By: Joanne Heyman & Charlotte Lieberman
Whether in context of work or play, we’re all somewhat familiar with the idea of “networking.” Some see networking as a piece of cake: it involves making connections, building relationships and perhaps eventually leveraging these relationships and interests. But for the more introverted, networking may not only seem unappealing — but even scary.
Many inexperienced networkers tend to shy away from engaging all together because they take the term to mean asking strangers for favors. In this sense, networking is rightfully seen as inauthentic, tasteless and awkward. But this is a misconception, and an invitation for us to break down the very term “networking” and debunk some of its myths. First, let’s ask the basic question: who is in my network? One individual’s network consists of all his/her contacts, personal and professional — from classmates and professors, to friends and family members, to former and current co-workers and supervisors. The list goes on.

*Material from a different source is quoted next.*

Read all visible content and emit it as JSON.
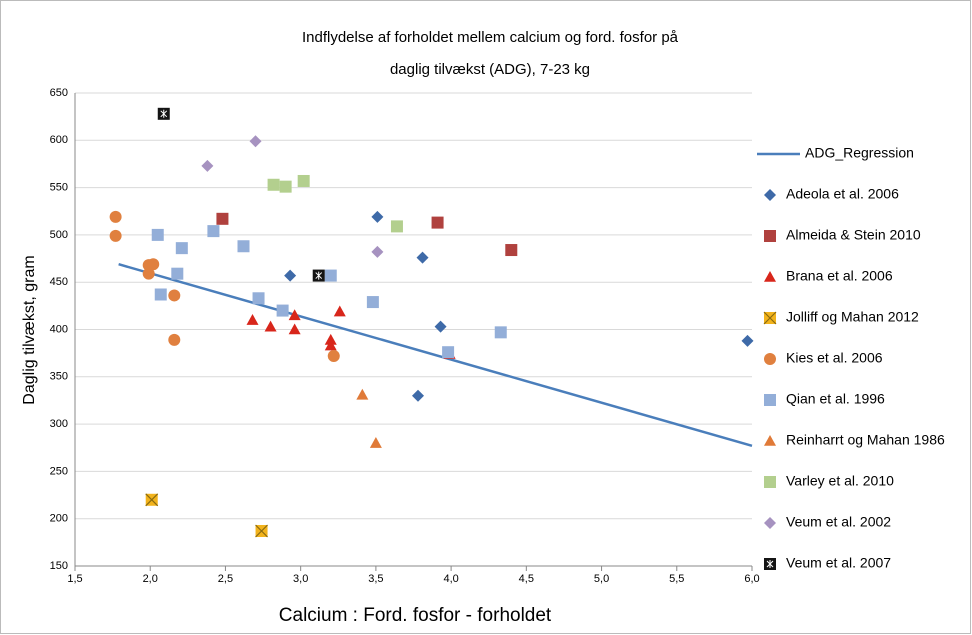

It is important to realize that we are all apart of others’ networks, too — and it is up to each of us to recognize, own and nurture our connections to others.

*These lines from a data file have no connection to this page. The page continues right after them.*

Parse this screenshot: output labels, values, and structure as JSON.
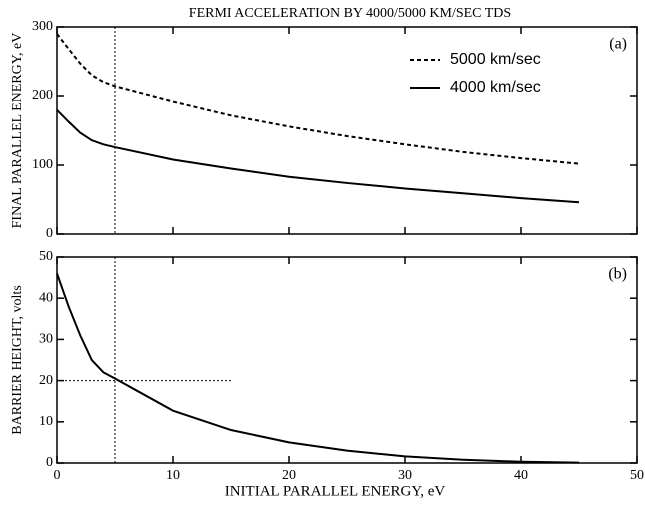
{
  "chart_data": [
    {
      "type": "line",
      "title": "FERMI ACCELERATION BY 4000/5000 KM/SEC TDS",
      "panel_label": "(a)",
      "ylabel": "FINAL PARALLEL ENERGY, eV",
      "x": [
        0,
        1,
        2,
        3,
        4,
        5,
        10,
        15,
        20,
        25,
        30,
        35,
        40,
        45
      ],
      "series": [
        {
          "name": "5000 km/sec",
          "color": "#000000",
          "dash": true,
          "values": [
            290,
            268,
            247,
            230,
            220,
            214,
            192,
            172,
            156,
            142,
            130,
            119,
            110,
            102
          ]
        },
        {
          "name": "4000 km/sec",
          "color": "#000000",
          "dash": false,
          "values": [
            180,
            163,
            147,
            136,
            130,
            126,
            108,
            95,
            83,
            74,
            66,
            59,
            52,
            46
          ]
        }
      ],
      "xlim": [
        0,
        50
      ],
      "xticks": [
        0,
        10,
        20,
        30,
        40,
        50
      ],
      "ylim": [
        0,
        300
      ],
      "yticks": [
        0,
        100,
        200,
        300
      ],
      "vline": 5,
      "legend": "upper right"
    },
    {
      "type": "line",
      "panel_label": "(b)",
      "xlabel": "INITIAL PARALLEL ENERGY, eV",
      "ylabel": "BARRIER HEIGHT, volts",
      "x": [
        0,
        1,
        2,
        3,
        4,
        5,
        10,
        15,
        20,
        25,
        30,
        35,
        40,
        45
      ],
      "series": [
        {
          "color": "#000000",
          "dash": false,
          "values": [
            46,
            38,
            31,
            25,
            22,
            20.5,
            12.7,
            8,
            5,
            3,
            1.6,
            0.8,
            0.3,
            0.1
          ]
        }
      ],
      "xlim": [
        0,
        50
      ],
      "xticks": [
        0,
        10,
        20,
        30,
        40,
        50
      ],
      "ylim": [
        0,
        50
      ],
      "yticks": [
        0,
        10,
        20,
        30,
        40,
        50
      ],
      "vline": 5,
      "hline": {
        "y": 20,
        "x": [
          0,
          15
        ]
      }
    }
  ]
}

Of course, networking does not simply entail passively acknowledging your connections to others. Building your network takes an input of energy and attention. But despite common belief, building your network does not mean being a self-involved sycophant. Many networking opportunities exist — the simplest, but perhaps most essential, of which is having a conversation! Who would’ve guessed networking could be as organic as meeting up with someone for a cup of coffee?
You can think of these conversations as informal, but nonetheless helpful, informational interviews — a real opportunity connect further to someone in a field of interest to you, build your relationship and make an impression. Before your meeting, consider conducting a bit of research into the person and the field in which you are interested. Create a loose, mental agenda for the conversation, remembering to include excellent questions that show you have done your homework (e.g., don’t ask questions whose answers are easy to find on a company website). A word to the shy: people love to talk about their experiences. Showing your interest in someone’s work for your own purposes is not narcissistic, nor is it a reason to apologize or feel guilty. The necessary posture to adopt here — and in all facets of life, really — is owning your intentions, skills, interests and expressing them in an engaging, thoughtful and honest way.
Of course, there is no way to talk about networking without bringing up the ubiquitous presence of social networking, or social media as it is now popularly called. In June 2009, new media expert Clay Shirky gave a TED Talk in which he claimed that today’s era marks “the largest increase in expressive capability in human history.” In other words, social media facilitates communication and connection building, which is a huge networking asset for us all, but especially the less outgoing among us. Social media tools help us geometrically expand our networks, providing us with good information about various companies and organizations — sometimes even including specific job opportunities. It is also a way to brand yourself, build credibility and gain exposure without necessarily reaching out to a specific individual. By presenting yourself as someone with valuable connections, who is thoughtfully engaged in his/her online activity (as well as off-line, too!), you can cultivate a career-long network that will serve your interests and those of others as well.
So there you have it: networking is not just for extroverts. The only key is to have a clear reason to connect with someone. No acrobatics necessary.
Remember that the best networkers know how to give and take. Networking is reciprocal — if you regard someone as a connection, they almost definitely regard you as a connection. Share information and take pleasure in being helpful. In his book Cognitive Surplus: Creativity and Generosity in a Connected Age, Shirky reminds us of the unprecedented opportunity for generosity in today’s connected world: “The internet provides everybody with the opportunity to share their thoughts and ideas over the system. Anything can be made and shared and sent to nearly any part of the world.” So do yourself a favor and realize the power of generosity and build your network, and know that somebody out there is wishing to make a connection with you. The possibilities are endless.